Scharping: Bosnien: Helfen, aber keine Kampfhandlungen riskieren. Kernenergie: So rasch wie möglich raus. Ganz allgemein: Ich habe etwas gegen den Voluntarismus der Moden. Aber ich habe auch etwas gegen den Dogmatismus der Exegesen. Der modische Voluntarismus erzeugt am Ende genau das, was er angeblich bekämpfen will, nämlich Enttäuschung, Abwendung von Parteien, mangelnde Wahlbeteiligung.
ZEIT: Was den Voluntarismus der Moden angeht, fällt uns Schröders Samstagsarbeit ein. Und zum Dogmatismus der Exegese das strenge Bewachen von Parteibeschlüssen durch Ihren Stellvertreter Lafontaine, etwa in der Energiepolitik. Denken Sie auch an diese Beispiele?
Scharping: Nein, in der Energiepolitik wird keine formale Beschlußlage bewacht, sondern die Überzeugung der Sozialdemokratie. Das halte ich für absolut richtig. Hans-Ulrich Klose hat uns nicht nur vorgeworfen, wir klebten an Parteitagsbeschlüssen, er reicht auch die Formel herum, der SPD fehle ein faszinierendes Projekt. Ja, verdammt noch mal: Es gibt acht Millionen Arbeitslose. Denen zu helfen, dafür Verantwortung zu wecken, Leistung und Gemeinsinn zu mobilisieren, das soll kein faszinierendes Projekt sein? Da faß´ ich mich doch an den Kopf! Zur Arbeit am Samstag als Regelarbeitszeit sage ich nein. Die Phantasie darf sich nicht in Lohndrückerei erschöpfen. In der industriellen Fertigung sind die Maschinenlaufzeiten der Schlüssel. Und die Politik muß die Lohnnebenkosten senken.
ZEIT: Wenn Sie meinen, Rot-Grün sei ein sinnvolles Projekt, müßten Sie es dann nicht deutlich zeigen? Statt dessen wollen Sie erst mal die Bündnisfähigkeit der Grünen gestreng prüfen ... Ebenso legitim wäre es zu sagen: Manches läßt sich nur im Rahmen einer reformorientierten großen Koalition anpacken. Aber in keine Richtung treten Sie wirklich offensiv auf.

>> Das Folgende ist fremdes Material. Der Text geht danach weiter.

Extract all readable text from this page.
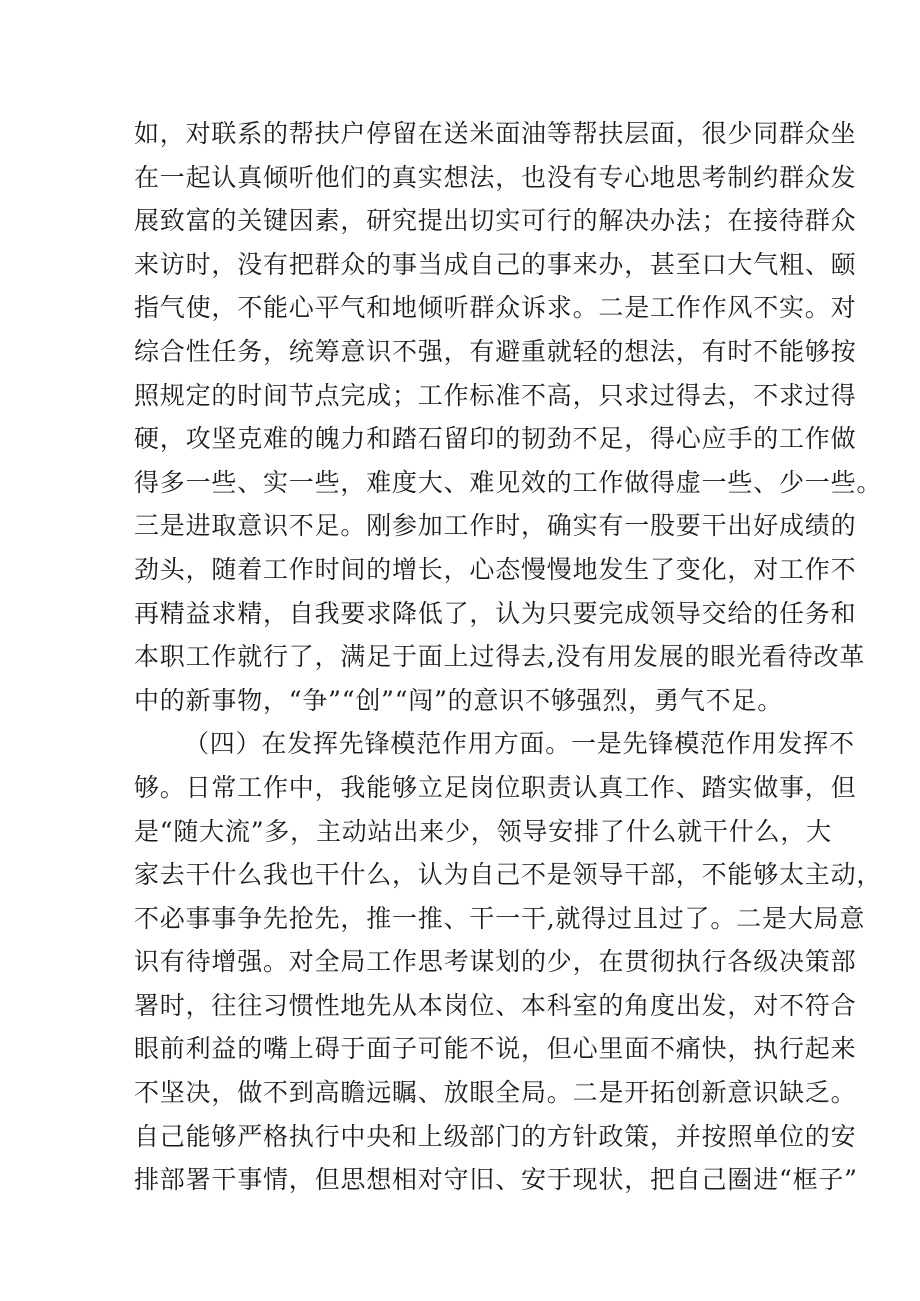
如，对联系的帮扶户停留在送米面油等帮扶层面，很少同群众坐
在一起认真倾听他们的真实想法，也没有专心地思考制约群众发
展致富的关键因素，研究提出切实可行的解决办法；在接待群众
来访时，没有把群众的事当成自己的事来办，甚至口大气粗、颐
指气使，不能心平气和地倾听群众诉求。二是工作作风不实。对
综合性任务，统筹意识不强，有避重就轻的想法，有时不能够按
照规定的时间节点完成；工作标准不高，只求过得去，不求过得
硬，攻坚克难的魄力和踏石留印的韧劲不足，得心应手的工作做
得多一些、实一些，难度大、难见效的工作做得虚一些、少一些。
三是进取意识不足。刚参加工作时，确实有一股要干出好成绩的
劲头，随着工作时间的增长，心态慢慢地发生了变化，对工作不
再精益求精，自我要求降低了，认为只要完成领导交给的任务和
本职工作就行了，满足于面上过得去,没有用发展的眼光看待改革
中的新事物，“争”“创”“闯”的意识不够强烈，勇气不足。
（四）在发挥先锋模范作用方面。一是先锋模范作用发挥不
够。日常工作中，我能够立足岗位职责认真工作、踏实做事，但
是“随大流”多，主动站出来少，领导安排了什么就干什么，大
家去干什么我也干什么，认为自己不是领导干部，不能够太主动，
不必事事争先抢先，推一推、干一干,就得过且过了。二是大局意
识有待增强。对全局工作思考谋划的少，在贯彻执行各级决策部
署时，往往习惯性地先从本岗位、本科室的角度出发，对不符合
眼前利益的嘴上碍于面子可能不说，但心里面不痛快，执行起来
不坚决，做不到高瞻远瞩、放眼全局。二是开拓创新意识缺乏。
自己能够严格执行中央和上级部门的方针政策，并按照单位的安
排部署干事情，但思想相对守旧、安于现状，把自己圈进“框子”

Scharping: Doch, doch. SPD und Grüne können Deutsschland voranbringen. Sie unterstellen mir, daß ich mit dem Nennen von Voraussetzungen die Perspektive verbaue oder nur halbherzig angehe. Es geht aber doch nicht um den Willen der Akteure allein, nach dem Motto: Die Welt als Wille ohne Vorstellung. Andererseits: Eine große Koalition ist nicht illegitim. Aber sie ist keine realistische und für mich auch keine wünschbare Perspektive. Ich habe eine tiefe Abneigung dagegen, die Kernfragen der Politik in ein Koalitionskorsett zu pressen. Meine Sorge im Blick auf die SPD-Grün-Debatte ist, daß das in einem Nullsummenspiel endet. Wer außer der SPD kann die Integration der Gesellschaft bewirken?
Viele sagen: Bitte, weniger Staat! Bitte, weniger Kosten! Auf gute Schulen, funktionierende Krankenhäuser und eine wirksame Polizei wollen sie aber nicht verzichten. Viele plädieren für Subventionsabbau. Aber treffen darf er sie nicht. Die SPD hat nur dann eine zusammenhaltende soziale Perspektive, wenn sie den Traditionsbestand auf das - auch für die Zikunft - Erforderliche reduziert und mit Modernität verbindet.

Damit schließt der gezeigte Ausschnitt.